Binary block compressors

The Compressor interface provides an implementation of a compression algorithm that can be used to transform binary blocks in an AsdfFile. Each Compressor must provide a 4-byte compression code that identifies the algorithm. Once the Compressor is installed as part of an Extension plugin, this code will be available to users as an argument to set_array_compression and the all_array_compression argument to write_to and update.

See Additional block compressors for details on including a Compressor in an extension.

The Compressor interface

Every Compressor implementation must provide one required property and two required methods:

Compressor.label - A 4-byte compression code. This code is used by users to select a compression algorithm and also stored in the binary block header to identify the algorithm that was applied to the block’s data.

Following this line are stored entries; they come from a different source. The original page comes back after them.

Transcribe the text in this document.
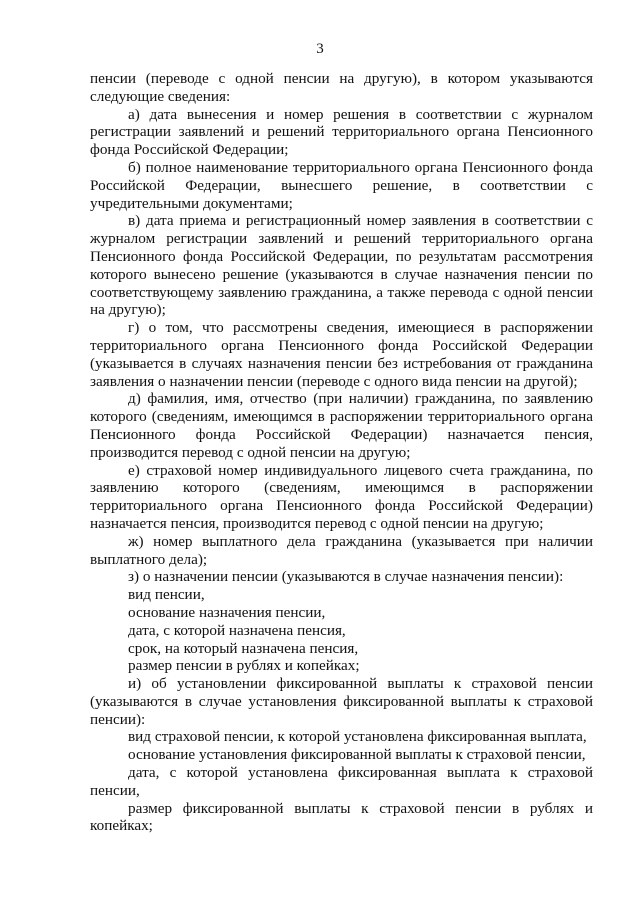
3

пенсии (переводе с одной пенсии на другую), в котором указываются следующие сведения:

а) дата вынесения и номер решения в соответствии с журналом регистрации заявлений и решений территориального органа Пенсионного фонда Российской Федерации;

б) полное наименование территориального органа Пенсионного фонда Российской Федерации, вынесшего решение, в соответствии с учредительными документами;

в) дата приема и регистрационный номер заявления в соответствии с журналом регистрации заявлений и решений территориального органа Пенсионного фонда Российской Федерации, по результатам рассмотрения которого вынесено решение (указываются в случае назначения пенсии по соответствующему заявлению гражданина, а также перевода с одной пенсии на другую);

г) о том, что рассмотрены сведения, имеющиеся в распоряжении территориального органа Пенсионного фонда Российской Федерации (указывается в случаях назначения пенсии без истребования от гражданина заявления о назначении пенсии (переводе с одного вида пенсии на другой);

д) фамилия, имя, отчество (при наличии) гражданина, по заявлению которого (сведениям, имеющимся в распоряжении территориального органа Пенсионного фонда Российской Федерации) назначается пенсия, производится перевод с одной пенсии на другую;

е) страховой номер индивидуального лицевого счета гражданина, по заявлению которого (сведениям, имеющимся в распоряжении территориального органа Пенсионного фонда Российской Федерации) назначается пенсия, производится перевод с одной пенсии на другую;

ж) номер выплатного дела гражданина (указывается при наличии выплатного дела);

з) о назначении пенсии (указываются в случае назначения пенсии):

вид пенсии,

основание назначения пенсии,

дата, с которой назначена пенсия,

срок, на который назначена пенсия,

размер пенсии в рублях и копейках;

и) об установлении фиксированной выплаты к страховой пенсии (указываются в случае установления фиксированной выплаты к страховой пенсии):

вид страховой пенсии, к которой установлена фиксированная выплата,

основание установления фиксированной выплаты к страховой пенсии,

дата, с которой установлена фиксированная выплата к страховой пенсии,

размер фиксированной выплаты к страховой пенсии в рублях и копейках;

Compressor.compress - The method that transforms the block’s bytes before they are written to an ASDF file. The positional argument is a memoryview object which is guaranteed to be 1D and contiguous. Compressors must be prepared to handle memoryview.itemsize > 1. Any keyword arguments are passed through from the user and may be used to tune the compression algorithm. compress methods have no return value and instead are expected to yield bytes-like values until the input data has been fully compressed.

Compressor.decompress - The method that transforms the block’s bytes after they are read from an ASDF file. The first positional argument is an Iterable of bytes-like objects that each contain a chunk of the compressed input data. The second positional argument is a pre-allocated output array where the decompressed bytes should be written. The method is expected to return the number of bytes written to the output array.

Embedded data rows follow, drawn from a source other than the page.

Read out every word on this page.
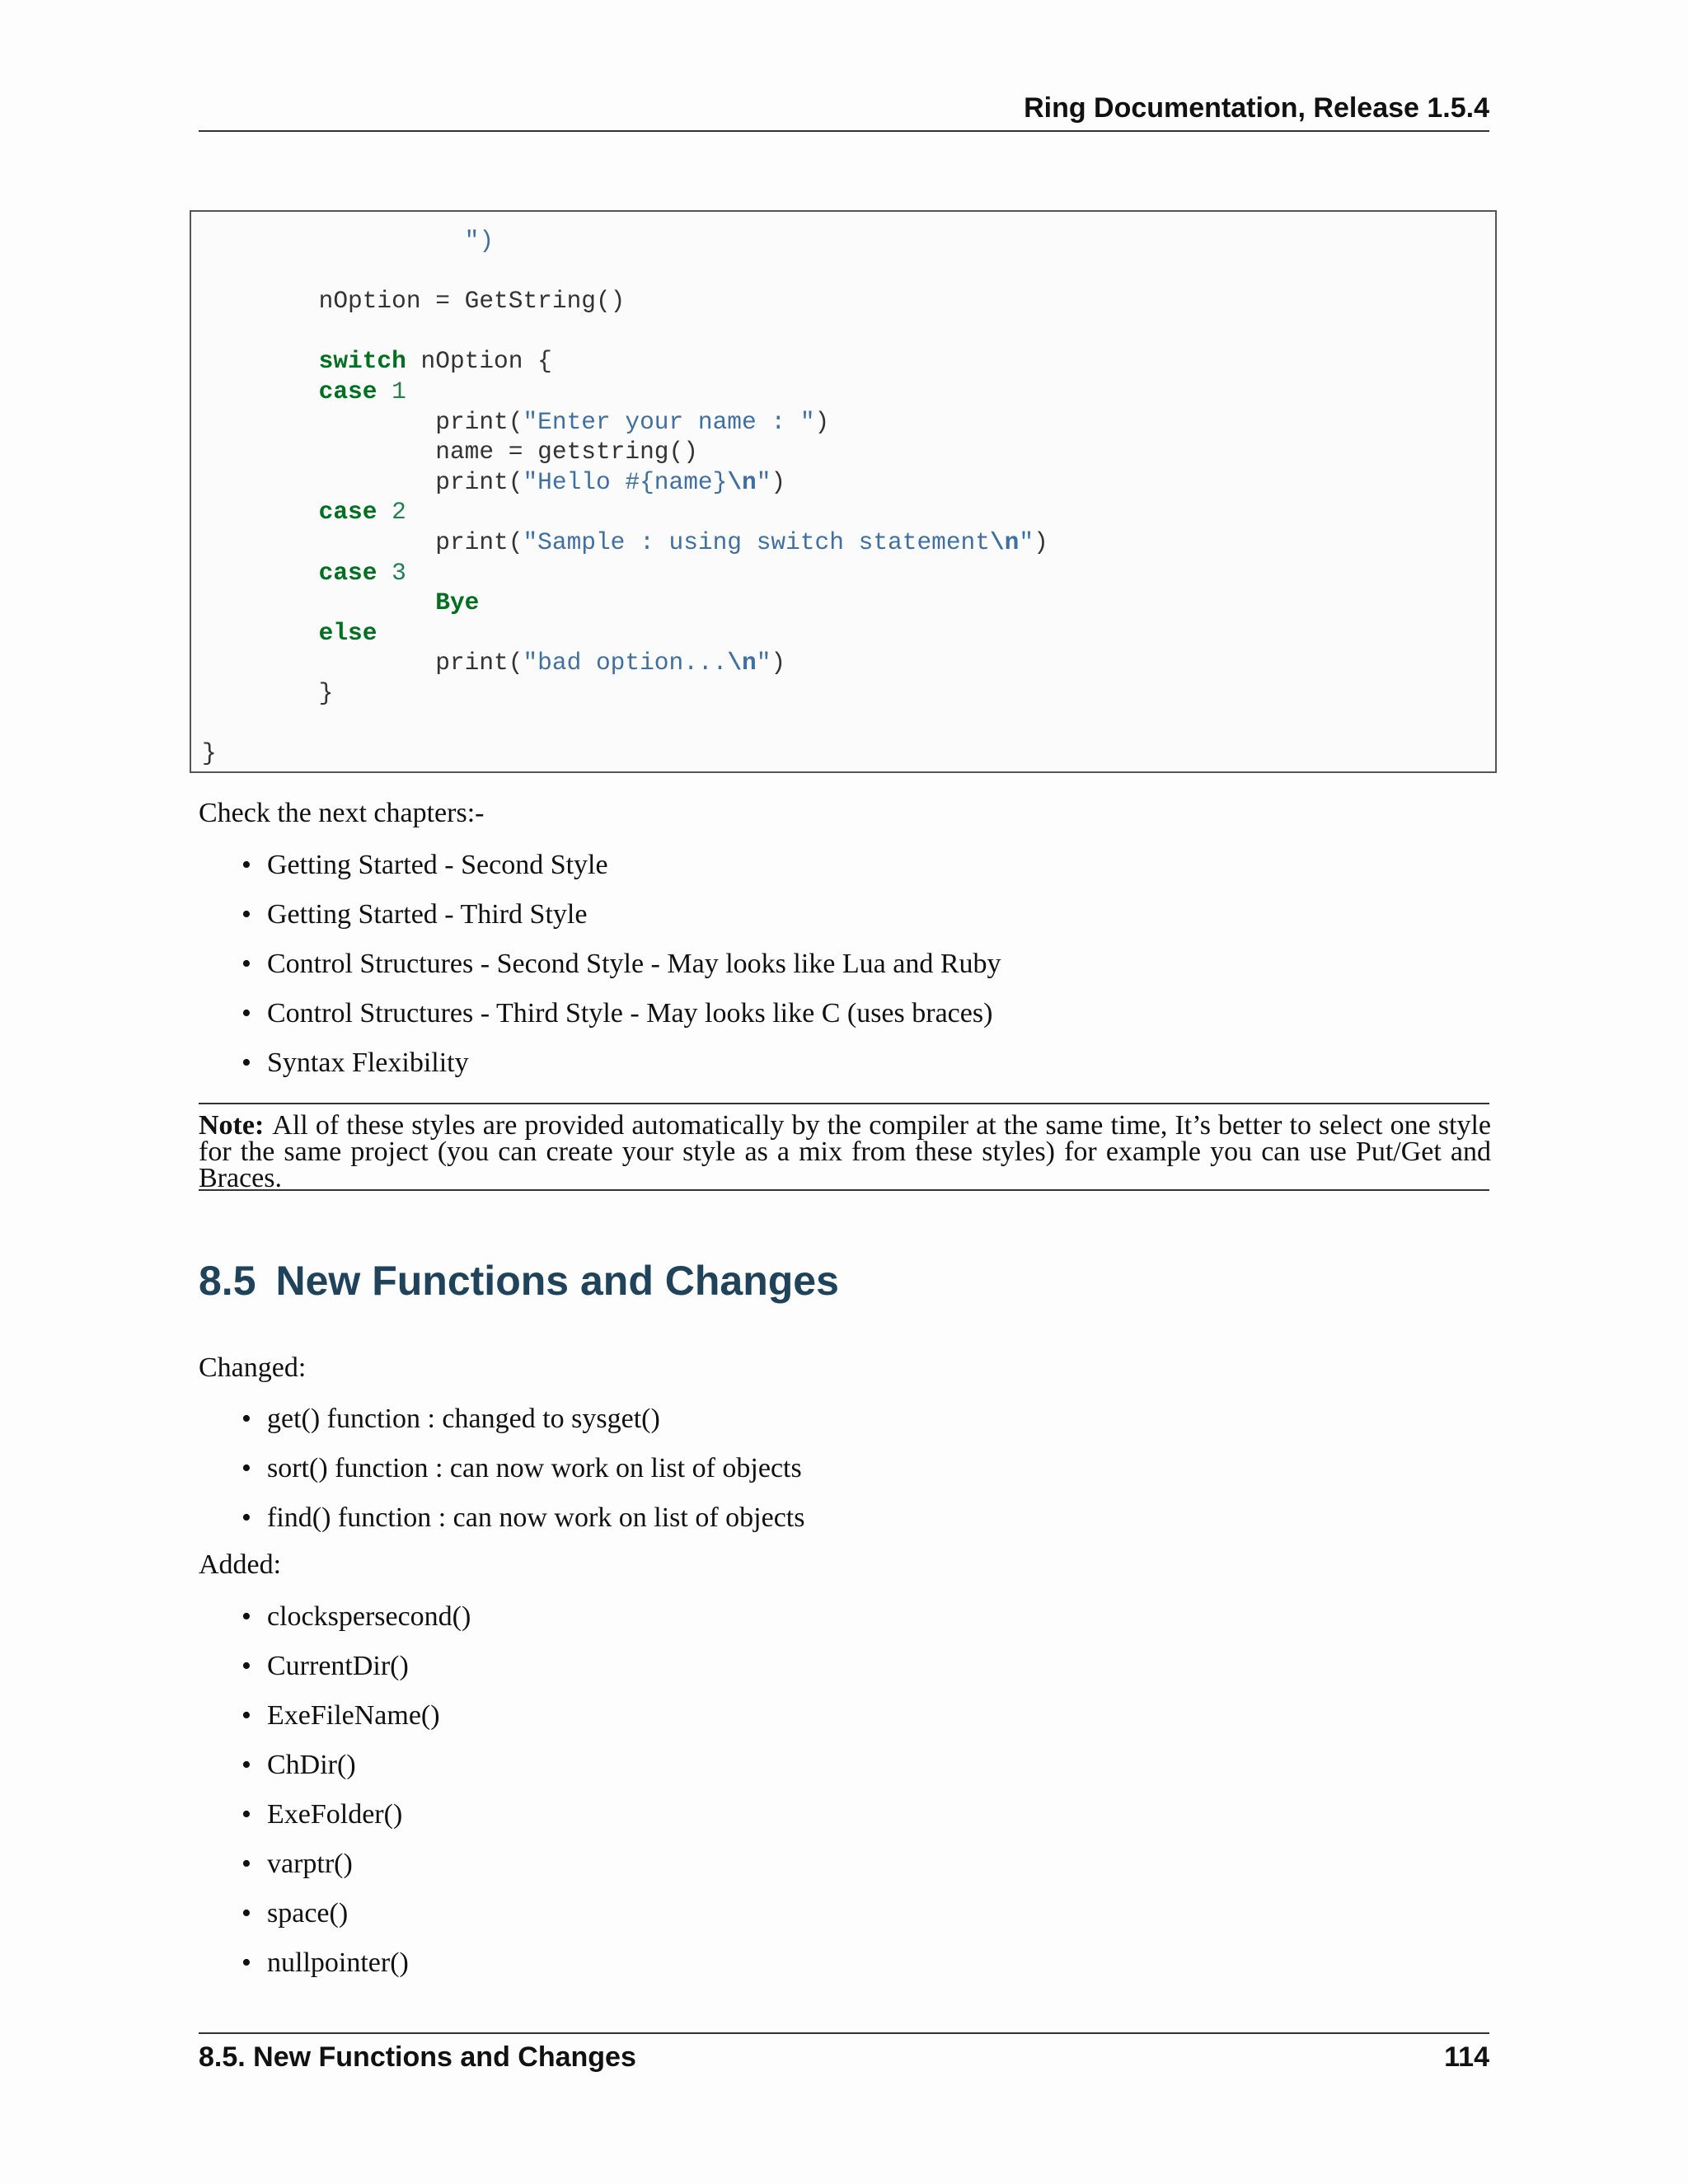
Ring Documentation, Release 1.5.4
")

nOption = GetString()

switch nOption {
case 1
print("Enter your name : ")
name = getstring()
print("Hello #{name}\n")
case 2
print("Sample : using switch statement\n")
case 3
Bye
else
print("bad option...\n")
}

}
Check the next chapters:-
• Getting Started - Second Style
• Getting Started - Third Style
• Control Structures - Second Style - May looks like Lua and Ruby
• Control Structures - Third Style - May looks like C (uses braces)
• Syntax Flexibility
Note: All of these styles are provided automatically by the compiler at the same time, It’s better to select one style for the same project (you can create your style as a mix from these styles) for example you can use Put/Get and Braces.
8.5 New Functions and Changes
Changed:
• get() function : changed to sysget()
• sort() function : can now work on list of objects
• find() function : can now work on list of objects
Added:
• clockspersecond()
• CurrentDir()
• ExeFileName()
• ChDir()
• ExeFolder()
• varptr()
• space()
• nullpointer()
8.5. New Functions and Changes	114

Entry point performance considerations

For the good of asdf users everywhere, it’s important that entry point methods load as quickly as possible. All extensions must be loaded before reading an ASDF file, and therefore all compressors are created as well. Any compressor module or __init__ method that lingers will introduce a delay to the initial call to asdf.open. For that reason, we recommend that compressor authors minimize the number of imports that occur in the module containing the Compressor implementation, and defer imports of compression libraries to inside the Compressor.compress and Compressor.decompress methods. This will prevent the library from ever being imported when reading ASDF files that do not utilize the Compressor’s algorithm.